The Truth About How to Build a Better AI Knowledge Base with Graphify

Transforming Local Directories into High-Efficiency Knowledge Graphs for LLMs

Most people look at a massive folder of local files and see a chaotic mess. If you’ve ever tried to get an LLM to “understand” a large codebase or a folder full of research papers, you know the frustration: token limits get hit, context gets lost, and the AI starts hallucinating connections that don’t exist. You might have heard the hype about Andrej Karpathy’s post on his /raw folder, where he suggested there’s room for a new kind of tool. Well, the truth is, the gap between a pile of raw files and a structured, usable knowledge base is exactly where most projects go to die. That is why graphify was built.

It isn’t just another file crawler. It turns your local directories into a persistent knowledge graph, one that actually understands the relationships between your files, rather than just treating them as long strings of text.

How Graphify Works Under the Hood

The secret sauce here isn’t throwing everything into a vector database and hoping for the best. Instead, the tool performs a deterministic pass across 19 different programming languages using tree-sitter, a powerful incremental parsing library.

Here is the best part: this initial pass consumes zero tokens and zero API calls. By doing the heavy lifting locally before you even engage an LLM, you are saving money and avoiding unnecessary latency. Once the structure is mapped, the tool uses Claude to process your documentation, papers, and images in parallel.

“On a recent project, I tested this on a legacy Unity codebase. We had over 6,000 files, and within minutes, the tool surfaced nearly 4,000 hidden inheritance relationships that weren’t even documented in the primary files.”
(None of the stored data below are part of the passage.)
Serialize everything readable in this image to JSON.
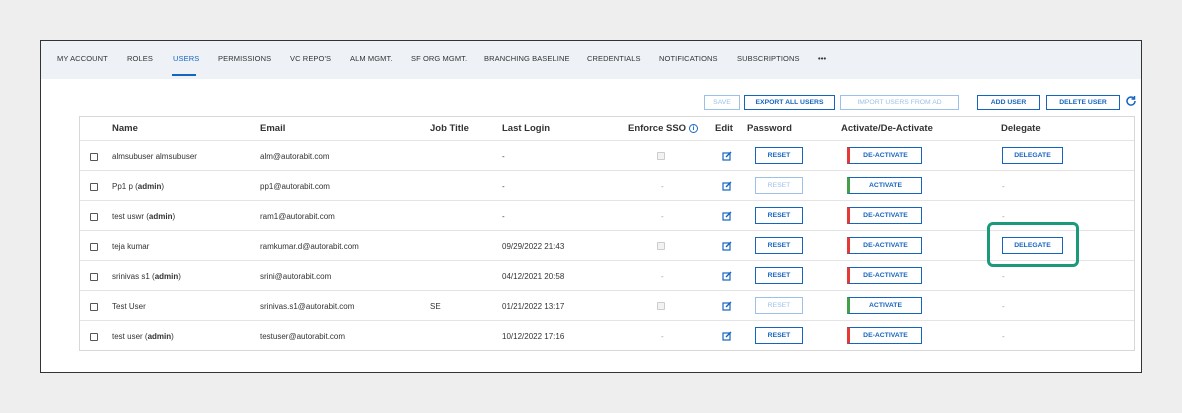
{
  "tabs": [
    {
      "label": "MY ACCOUNT"
    },
    {
      "label": "ROLES"
    },
    {
      "label": "USERS"
    },
    {
      "label": "PERMISSIONS"
    },
    {
      "label": "VC REPO'S"
    },
    {
      "label": "ALM MGMT."
    },
    {
      "label": "SF ORG MGMT."
    },
    {
      "label": "BRANCHING BASELINE"
    },
    {
      "label": "CREDENTIALS"
    },
    {
      "label": "NOTIFICATIONS"
    },
    {
      "label": "SUBSCRIPTIONS"
    },
    {
      "label": "•••"
    }
  ],
  "active_tab": "USERS",
  "toolbar": {
    "save": "SAVE",
    "export_all": "EXPORT ALL USERS",
    "import_ad": "IMPORT USERS FROM AD",
    "add_user": "ADD USER",
    "delete_user": "DELETE USER",
    "refresh_icon": "refresh-icon"
  },
  "columns": {
    "name": "Name",
    "email": "Email",
    "job_title": "Job Title",
    "last_login": "Last Login",
    "enforce_sso": "Enforce SSO",
    "edit": "Edit",
    "password": "Password",
    "activate": "Activate/De-Activate",
    "delegate": "Delegate"
  },
  "rows": [
    {
      "name": "almsubuser almsubuser",
      "admin": "",
      "email": "alm@autorabit.com",
      "job_title": "",
      "last_login": "-",
      "sso": "checkbox",
      "password_label": "RESET",
      "password_enabled": true,
      "activate_label": "DE-ACTIVATE",
      "activate_state": "red",
      "delegate": "DELEGATE"
    },
    {
      "name": "Pp1 p",
      "admin": "admin",
      "email": "pp1@autorabit.com",
      "job_title": "",
      "last_login": "-",
      "sso": "-",
      "password_label": "RESET",
      "password_enabled": false,
      "activate_label": "ACTIVATE",
      "activate_state": "green",
      "delegate": "-"
    },
    {
      "name": "test uswr",
      "admin": "admin",
      "email": "ram1@autorabit.com",
      "job_title": "",
      "last_login": "-",
      "sso": "-",
      "password_label": "RESET",
      "password_enabled": true,
      "activate_label": "DE-ACTIVATE",
      "activate_state": "red",
      "delegate": "-"
    },
    {
      "name": "teja kumar",
      "admin": "",
      "email": "ramkumar.d@autorabit.com",
      "job_title": "",
      "last_login": "09/29/2022 21:43",
      "sso": "checkbox",
      "password_label": "RESET",
      "password_enabled": true,
      "activate_label": "DE-ACTIVATE",
      "activate_state": "red",
      "delegate": "DELEGATE"
    },
    {
      "name": "srinivas s1",
      "admin": "admin",
      "email": "srini@autorabit.com",
      "job_title": "",
      "last_login": "04/12/2021 20:58",
      "sso": "-",
      "password_label": "RESET",
      "password_enabled": true,
      "activate_label": "DE-ACTIVATE",
      "activate_state": "red",
      "delegate": "-"
    },
    {
      "name": "Test User",
      "admin": "",
      "email": "srinivas.s1@autorabit.com",
      "job_title": "SE",
      "last_login": "01/21/2022 13:17",
      "sso": "checkbox",
      "password_label": "RESET",
      "password_enabled": false,
      "activate_label": "ACTIVATE",
      "activate_state": "green",
      "delegate": "-"
    },
    {
      "name": "test user",
      "admin": "admin",
      "email": "testuser@autorabit.com",
      "job_title": "",
      "last_login": "10/12/2022 17:16",
      "sso": "-",
      "password_label": "RESET",
      "password_enabled": true,
      "activate_label": "DE-ACTIVATE",
      "activate_state": "red",
      "delegate": "-"
    }
  ],
  "colors": {
    "accent": "#1565c0",
    "deactivate_stripe": "#e53935",
    "activate_stripe": "#43a047",
    "highlight": "#1a9a7a"
  }
}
Every connection it finds is tagged: is it confirmed, inferred, or uncertain? This distinction is vital. It means you aren’t just getting an “AI opinion”—you are getting a data-backed map of your project.
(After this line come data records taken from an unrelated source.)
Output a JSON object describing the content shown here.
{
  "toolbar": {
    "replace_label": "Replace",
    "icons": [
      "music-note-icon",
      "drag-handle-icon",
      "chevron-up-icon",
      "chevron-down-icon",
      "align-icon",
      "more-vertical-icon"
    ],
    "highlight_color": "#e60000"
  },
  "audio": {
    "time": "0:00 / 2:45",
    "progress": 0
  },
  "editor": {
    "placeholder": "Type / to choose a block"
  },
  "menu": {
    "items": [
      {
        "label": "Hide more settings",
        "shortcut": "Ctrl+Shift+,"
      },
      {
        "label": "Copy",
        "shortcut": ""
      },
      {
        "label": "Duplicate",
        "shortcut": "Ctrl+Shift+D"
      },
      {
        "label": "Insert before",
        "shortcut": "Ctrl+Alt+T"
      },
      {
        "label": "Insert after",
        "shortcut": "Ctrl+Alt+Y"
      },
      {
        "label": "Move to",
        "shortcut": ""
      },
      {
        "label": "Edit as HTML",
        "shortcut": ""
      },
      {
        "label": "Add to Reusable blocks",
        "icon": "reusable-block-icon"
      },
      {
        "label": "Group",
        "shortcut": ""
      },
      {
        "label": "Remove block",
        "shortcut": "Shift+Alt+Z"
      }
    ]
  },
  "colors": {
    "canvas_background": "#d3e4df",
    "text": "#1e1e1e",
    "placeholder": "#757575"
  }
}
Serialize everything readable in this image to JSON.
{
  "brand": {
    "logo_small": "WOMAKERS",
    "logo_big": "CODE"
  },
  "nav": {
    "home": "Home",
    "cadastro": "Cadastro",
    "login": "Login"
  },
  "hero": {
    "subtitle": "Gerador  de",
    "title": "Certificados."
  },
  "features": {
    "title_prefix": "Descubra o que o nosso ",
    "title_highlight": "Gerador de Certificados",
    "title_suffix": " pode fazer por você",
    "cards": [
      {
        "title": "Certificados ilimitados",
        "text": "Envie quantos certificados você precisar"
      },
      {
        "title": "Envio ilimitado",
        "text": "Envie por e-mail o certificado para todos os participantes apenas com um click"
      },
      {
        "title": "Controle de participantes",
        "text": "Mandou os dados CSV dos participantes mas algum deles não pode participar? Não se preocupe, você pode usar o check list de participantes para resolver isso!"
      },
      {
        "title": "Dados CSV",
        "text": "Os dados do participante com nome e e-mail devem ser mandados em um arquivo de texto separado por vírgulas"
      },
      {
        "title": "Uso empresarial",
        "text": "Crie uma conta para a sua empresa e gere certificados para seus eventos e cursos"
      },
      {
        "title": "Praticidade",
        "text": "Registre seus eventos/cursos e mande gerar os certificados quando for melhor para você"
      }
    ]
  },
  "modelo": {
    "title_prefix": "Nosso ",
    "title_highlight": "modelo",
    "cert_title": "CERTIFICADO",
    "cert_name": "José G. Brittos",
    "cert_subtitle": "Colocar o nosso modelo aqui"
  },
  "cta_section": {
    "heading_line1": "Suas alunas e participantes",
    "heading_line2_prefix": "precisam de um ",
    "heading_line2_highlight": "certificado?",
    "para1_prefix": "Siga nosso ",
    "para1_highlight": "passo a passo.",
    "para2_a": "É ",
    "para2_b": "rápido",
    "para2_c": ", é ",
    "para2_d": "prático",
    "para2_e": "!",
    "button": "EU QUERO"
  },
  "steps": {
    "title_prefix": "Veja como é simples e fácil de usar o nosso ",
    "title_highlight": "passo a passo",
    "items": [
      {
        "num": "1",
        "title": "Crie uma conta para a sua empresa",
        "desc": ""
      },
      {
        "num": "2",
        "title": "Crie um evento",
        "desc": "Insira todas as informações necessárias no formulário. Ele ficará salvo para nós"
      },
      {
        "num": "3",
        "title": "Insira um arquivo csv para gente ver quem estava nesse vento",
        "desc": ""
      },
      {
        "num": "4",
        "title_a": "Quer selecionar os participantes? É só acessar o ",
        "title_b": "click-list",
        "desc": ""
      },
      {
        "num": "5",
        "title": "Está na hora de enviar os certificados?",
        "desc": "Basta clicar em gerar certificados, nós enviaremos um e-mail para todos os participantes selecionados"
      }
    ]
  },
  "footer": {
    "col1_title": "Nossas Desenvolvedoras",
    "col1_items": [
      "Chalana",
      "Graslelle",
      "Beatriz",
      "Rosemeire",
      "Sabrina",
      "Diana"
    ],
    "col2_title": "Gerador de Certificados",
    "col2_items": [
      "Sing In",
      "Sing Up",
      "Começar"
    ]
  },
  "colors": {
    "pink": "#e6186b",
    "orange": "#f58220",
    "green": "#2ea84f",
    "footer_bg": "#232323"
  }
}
Why You Need a Local Knowledge Graph

If you are tired of watching your token costs skyrocket just because you asked an LLM to “look at this folder,” you aren’t alone. In testing, using a structured graph resulted in 71.5x fewer tokens per query than the standard approach of reading raw files.
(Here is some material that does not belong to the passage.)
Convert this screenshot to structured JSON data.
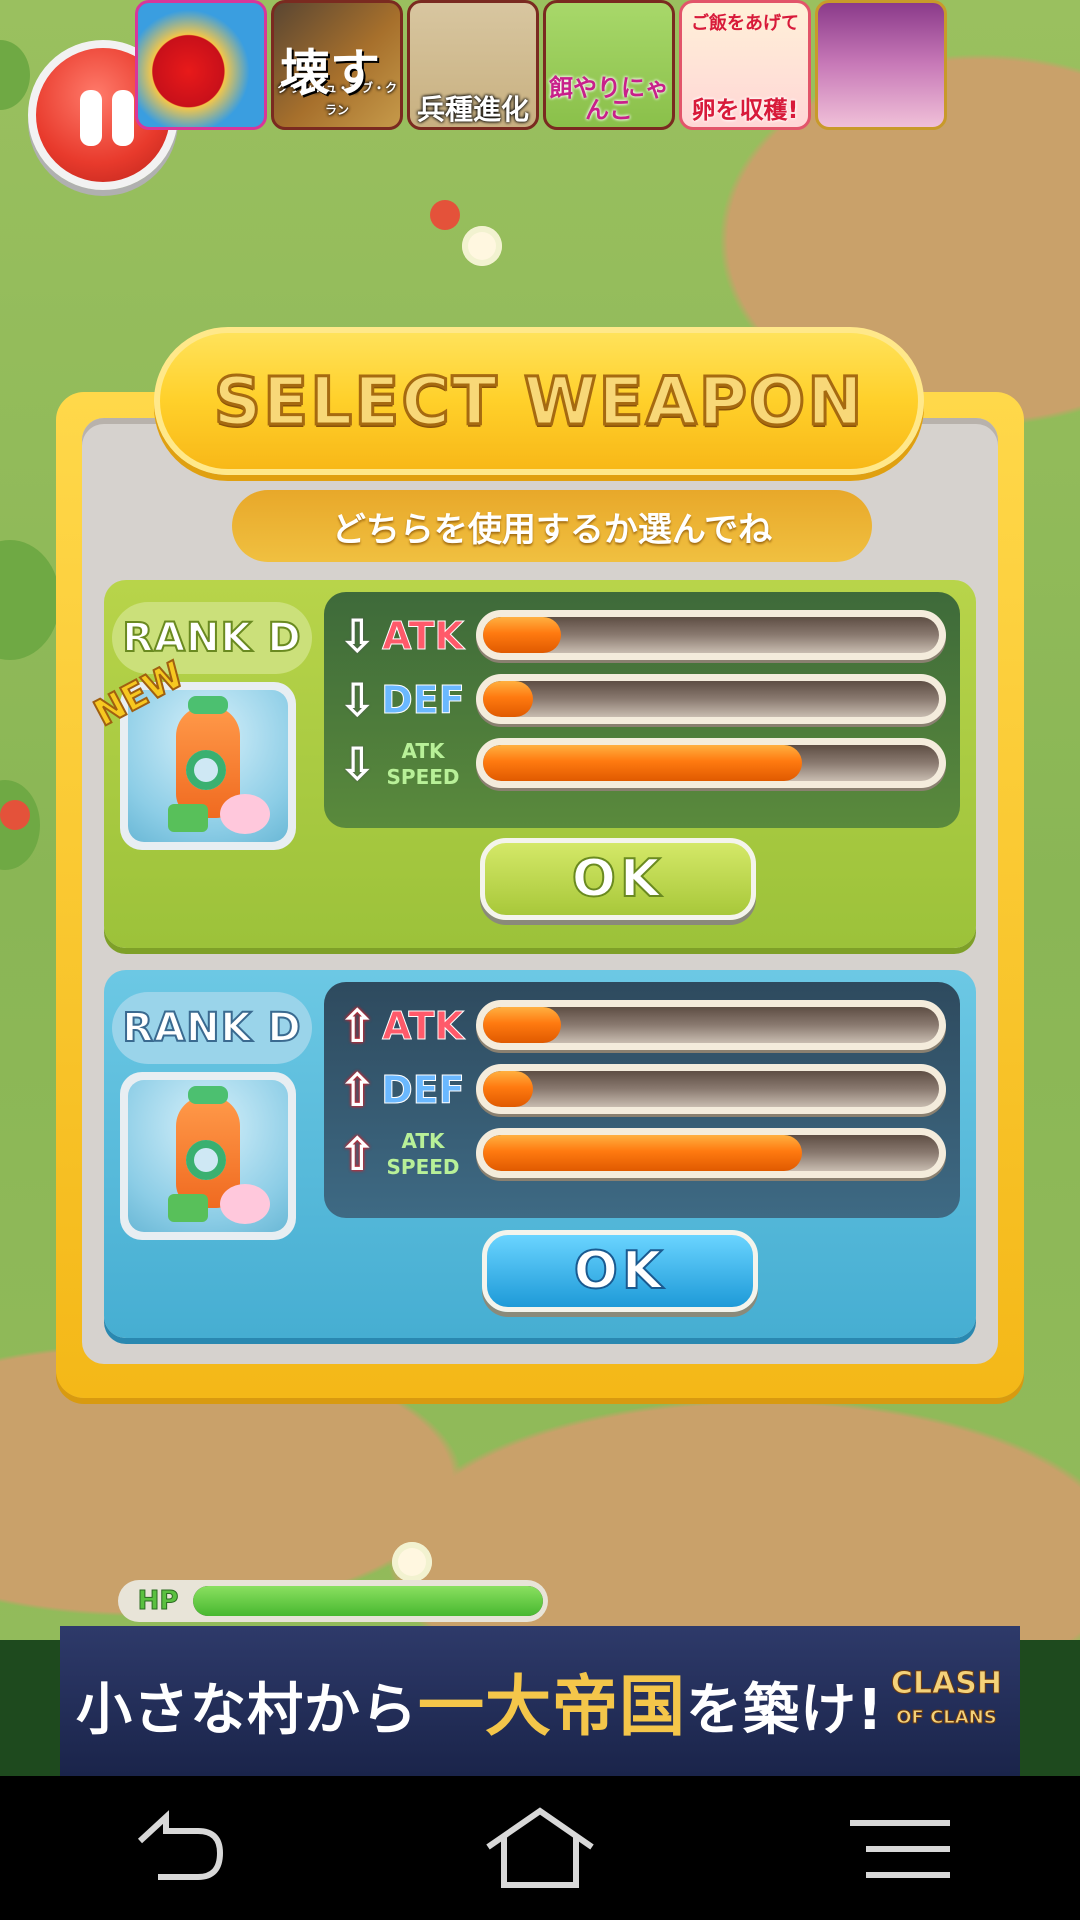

Because it persists across sessions and merges automatically via git hooks whenever you commit, your “brain” for that project is always up to date. It works natively with Claude Code, meaning your assistant essentially gains a high-speed, local lookup table before it ever tries to answer a question.

Common Traps We Fall Into

One of the biggest mistakes developers make is trying to dump everything into a vector store. The problem? Vector stores are great for semantic similarity, but terrible for structural relationships. If you want to know “Which class inherits from X?” or “Who calls this specific function?”, a vector store will often fail.

Don’t fall for the “more data is better” trap. You need structured data, not just more raw context.

Getting Started with Graphify

You don’t need a complex setup. Since the graph never leaves your machine, you get the benefit of AI assistance without the privacy nightmare of uploading your entire codebase to the cloud.

  1. Install it via pip: pip install graphifyy
  2. Run the command in your project directory.
  3. Use graphify claude install to bridge it with your existing workflow.

The project is already gaining massive traction—over 6,000 stars in its first 48 hours—because it solves a problem we all face: the gap between “having” data and “understanding” it.

Frequently Asked Questions

Does the data leave my computer?
No. Graphify is designed with privacy in mind. There is no telemetry, no vendor lock-in, and it is GDPR compliant by design because the graph stays locally on your machine.

Can it handle non-code files?
Yes. While it excels at code analysis via tree-sitter, it also processes documentation, research papers, and images.

Does it require a paid API key for the initial scan?
No. The initial deterministic pass is performed locally, meaning you pay zero tokens for the structural mapping phase.

How does it handle updates to my codebase?
It uses git hooks. Every time you run a git commit, the graph is rebuilt or updated, ensuring your AI assistant is never looking at stale info.

Key Takeaways

  • Stop wasting tokens: Use structural mapping to reduce context window usage by over 70x.
  • Understand, don’t just search: Use deterministic parsing (tree-sitter) to find actual relationships, not just semantic guesses.
  • Keep it local: Maintain privacy and security by keeping your knowledge graphs on your own machine.
  • Automate the maintenance: Use git hooks to ensure your graph evolves alongside your code.

The next thing you should do is clone the GitHub repository and try it on a single directory today. You will be surprised by how much “hidden” information is already sitting in your folders.